By Brian Hews
LCCN Publisher | Follow X
February 9, 2026
Sacramento — California regulators have formally cleared the way for sweeping new gambling restrictions that will eliminate blackjack-style games and impose mandatory player-dealer rotation in cardrooms statewide, despite warnings that the rules will slash jobs, gut city revenues, and destabilize dozens of municipal budgets.
Late Friday, the Office of Administrative Law approved two sets of regulations issued by the California Department of Justice governing cardroom operations. The approval was issued without substantive comment and without requiring a revised rulemaking package or an additional public comment period. The regulations will take effect April 1, 2026, with cardrooms required to submit compliance plans to the Department of Justice by May 31.
The regulations, enforced through the Bureau of Gambling Control, prohibit long-approved blackjack-style games and require rotation of the player-dealer position, fundamentally altering how cardrooms operate. The targeted games have been legally offered for decades under rules approved by multiple prior attorneys general.
Hours after the approval became public, the California Gaming Association issued a sharp condemnation of the action, warning that the regulations will immediately eliminate more than half of all cardroom jobs and revenues across California. The association said the Bureau’s own economic analysis projects losses approaching 50 percent statewide, placing tens of thousands of working families at risk and forcing cities to slash police, fire, parks, senior, and food programs when cardroom tax revenue collapses.
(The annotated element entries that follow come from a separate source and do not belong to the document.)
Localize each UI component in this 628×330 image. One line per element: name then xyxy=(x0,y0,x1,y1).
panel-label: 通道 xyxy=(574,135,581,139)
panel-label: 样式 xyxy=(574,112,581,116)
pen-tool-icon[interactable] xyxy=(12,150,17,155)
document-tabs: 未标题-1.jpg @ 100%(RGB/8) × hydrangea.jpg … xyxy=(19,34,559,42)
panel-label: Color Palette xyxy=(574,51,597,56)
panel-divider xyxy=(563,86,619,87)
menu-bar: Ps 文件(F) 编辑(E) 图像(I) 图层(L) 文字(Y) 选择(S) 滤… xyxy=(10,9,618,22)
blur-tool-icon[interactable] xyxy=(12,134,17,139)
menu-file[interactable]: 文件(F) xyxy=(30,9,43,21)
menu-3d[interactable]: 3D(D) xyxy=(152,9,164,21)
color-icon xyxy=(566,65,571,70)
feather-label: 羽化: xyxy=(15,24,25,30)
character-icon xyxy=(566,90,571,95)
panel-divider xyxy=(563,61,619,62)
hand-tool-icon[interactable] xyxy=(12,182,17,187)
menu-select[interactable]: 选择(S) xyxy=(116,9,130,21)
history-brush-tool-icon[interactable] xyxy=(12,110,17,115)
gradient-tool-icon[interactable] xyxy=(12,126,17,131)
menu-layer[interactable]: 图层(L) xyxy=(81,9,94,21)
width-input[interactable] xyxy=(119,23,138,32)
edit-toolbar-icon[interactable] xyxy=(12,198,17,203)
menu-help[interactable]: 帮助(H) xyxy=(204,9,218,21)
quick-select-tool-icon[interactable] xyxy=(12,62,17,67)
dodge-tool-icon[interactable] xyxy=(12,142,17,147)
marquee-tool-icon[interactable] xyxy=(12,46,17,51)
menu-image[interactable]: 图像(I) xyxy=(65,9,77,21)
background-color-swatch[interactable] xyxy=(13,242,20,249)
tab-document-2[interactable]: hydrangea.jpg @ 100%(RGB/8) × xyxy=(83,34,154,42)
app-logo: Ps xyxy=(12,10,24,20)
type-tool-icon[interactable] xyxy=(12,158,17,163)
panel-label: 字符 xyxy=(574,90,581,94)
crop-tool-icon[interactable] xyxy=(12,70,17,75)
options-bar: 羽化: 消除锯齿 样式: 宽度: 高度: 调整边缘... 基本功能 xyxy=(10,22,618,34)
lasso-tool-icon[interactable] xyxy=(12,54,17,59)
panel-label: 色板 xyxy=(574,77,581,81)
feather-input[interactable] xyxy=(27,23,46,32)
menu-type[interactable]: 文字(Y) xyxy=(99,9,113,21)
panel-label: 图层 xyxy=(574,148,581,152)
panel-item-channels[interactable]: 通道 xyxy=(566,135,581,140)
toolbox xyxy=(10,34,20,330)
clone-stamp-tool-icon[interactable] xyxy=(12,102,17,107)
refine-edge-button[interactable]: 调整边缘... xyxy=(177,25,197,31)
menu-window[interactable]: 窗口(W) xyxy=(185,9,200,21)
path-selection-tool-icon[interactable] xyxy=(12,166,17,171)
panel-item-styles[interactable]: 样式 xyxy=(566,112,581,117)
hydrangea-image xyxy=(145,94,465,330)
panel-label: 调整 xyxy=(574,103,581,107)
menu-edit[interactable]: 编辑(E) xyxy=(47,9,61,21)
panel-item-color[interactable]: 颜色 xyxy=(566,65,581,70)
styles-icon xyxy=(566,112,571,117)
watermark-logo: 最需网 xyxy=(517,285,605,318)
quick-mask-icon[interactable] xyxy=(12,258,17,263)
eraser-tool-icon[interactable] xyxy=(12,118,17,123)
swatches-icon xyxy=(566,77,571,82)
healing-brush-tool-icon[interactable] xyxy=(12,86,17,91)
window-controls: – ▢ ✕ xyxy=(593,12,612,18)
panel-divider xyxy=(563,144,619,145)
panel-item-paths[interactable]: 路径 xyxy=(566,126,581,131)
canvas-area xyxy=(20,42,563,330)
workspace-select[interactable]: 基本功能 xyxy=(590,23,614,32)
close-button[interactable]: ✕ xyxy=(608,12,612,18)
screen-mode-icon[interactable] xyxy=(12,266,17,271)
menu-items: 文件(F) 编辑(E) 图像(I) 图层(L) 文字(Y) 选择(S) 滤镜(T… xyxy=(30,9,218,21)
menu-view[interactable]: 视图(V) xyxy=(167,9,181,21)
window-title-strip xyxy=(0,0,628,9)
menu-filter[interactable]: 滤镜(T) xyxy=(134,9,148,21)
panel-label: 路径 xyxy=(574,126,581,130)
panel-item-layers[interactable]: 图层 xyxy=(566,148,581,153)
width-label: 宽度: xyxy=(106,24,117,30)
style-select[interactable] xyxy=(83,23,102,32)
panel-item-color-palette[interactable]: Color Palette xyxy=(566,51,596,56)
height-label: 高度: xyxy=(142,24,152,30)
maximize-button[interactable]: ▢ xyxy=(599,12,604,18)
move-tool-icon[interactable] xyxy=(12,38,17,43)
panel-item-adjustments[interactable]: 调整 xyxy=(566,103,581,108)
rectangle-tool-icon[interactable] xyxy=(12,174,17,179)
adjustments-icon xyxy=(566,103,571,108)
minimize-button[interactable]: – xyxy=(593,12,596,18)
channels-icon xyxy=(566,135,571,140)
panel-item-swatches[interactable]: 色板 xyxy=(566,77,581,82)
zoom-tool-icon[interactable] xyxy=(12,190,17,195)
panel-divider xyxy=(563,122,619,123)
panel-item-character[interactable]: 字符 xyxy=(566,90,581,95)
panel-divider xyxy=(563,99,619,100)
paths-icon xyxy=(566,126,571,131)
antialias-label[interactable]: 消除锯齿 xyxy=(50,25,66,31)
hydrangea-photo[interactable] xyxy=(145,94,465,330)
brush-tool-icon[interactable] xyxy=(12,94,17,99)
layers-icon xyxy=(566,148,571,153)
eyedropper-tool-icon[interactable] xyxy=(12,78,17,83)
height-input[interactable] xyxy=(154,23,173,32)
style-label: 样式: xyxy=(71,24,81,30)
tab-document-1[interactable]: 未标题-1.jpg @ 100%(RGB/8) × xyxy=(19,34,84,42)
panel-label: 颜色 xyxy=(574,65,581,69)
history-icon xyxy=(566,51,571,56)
The association accused Attorney General Rob Bonta and the Bureau of advancing the rules without identifying any public safety threat, legal necessity, or evidence of harm tied to the games being banned. Industry leaders also said DOJ failed to meaningfully engage with cities, workers, and other stakeholders, despite extensive warnings about the economic consequences.
Kyle Kirkland, president of the California Gaming Association, said the Bureau unilaterally implemented extreme regulatory changes that will devastate working families and dozens of communities that rely on cardroom taxes. He said DOJ ignored documented legal and economic concerns, refused to identify a single public safety risk, and advanced the regulations without good-faith discussion or lawful disclosure. Kirkland said the industry intends to pursue legal remedies to protect lawful businesses and the communities that depend on them.
According to the association and multiple cities, cardrooms provide critical general-fund revenue in municipalities such as Hawaiian Gardens, Commerce, and Bell Gardens, where casino taxes make up a substantial share of operating budgets. Local officials have warned that the regulations could trigger immediate layoffs, service reductions, and fiscal emergencies once the rules take effect.
DOJ disputes claims that the process lacked public input, noting that two public hearings were held in late May 2025 and that it received a combined 1,764 written public comments on the two regulatory packages. However, despite the volume of comments and widespread opposition, DOJ made no substantive changes to either regulation before submitting the final package to the Office of Administrative Law in December.
With OAL approval now final, opponents are preparing legal challenges aimed at blocking or delaying implementation before April. Cities and cardroom operators argue the regulations represent a major transfer of economic activity away from municipally regulated cardrooms, while exposing local governments to sudden and severe revenue losses.
Requests for comment from the Attorney General’s Office were not immediately returned.
Regulatory Timeline: DOJ Cardroom Rules
In early 2025, the California Department of Justice held a series of stakeholder meetings to discuss potential new regulations affecting cardroom games. In spring 2025, DOJ formally introduced two proposed rulemaking packages covering rotation of the player-dealer position and blackjack-style games. Public hearings were held on May 28 and May 29, 2025, during which DOJ accepted written and oral comments.
By summer 2025, DOJ had received 876 public comments on the player-dealer rotation proposal and 888 comments on the blackjack-style game proposal, for a combined total of 1,764 comments. After reviewing the submissions, DOJ declined to make any substantive changes to the proposed regulations.
On December 23, 2025, DOJ submitted the final rulemaking packages and written responses to all public comments to the Office of Administrative Law for review. On February 6, 2026, the Office of Administrative Law approved both regulations without substantive comment and without requiring an additional public comment period or resubmission.
The regulations are scheduled to take effect April 1, 2026. Cardrooms must submit compliance plans to DOJ by May 31, 2026.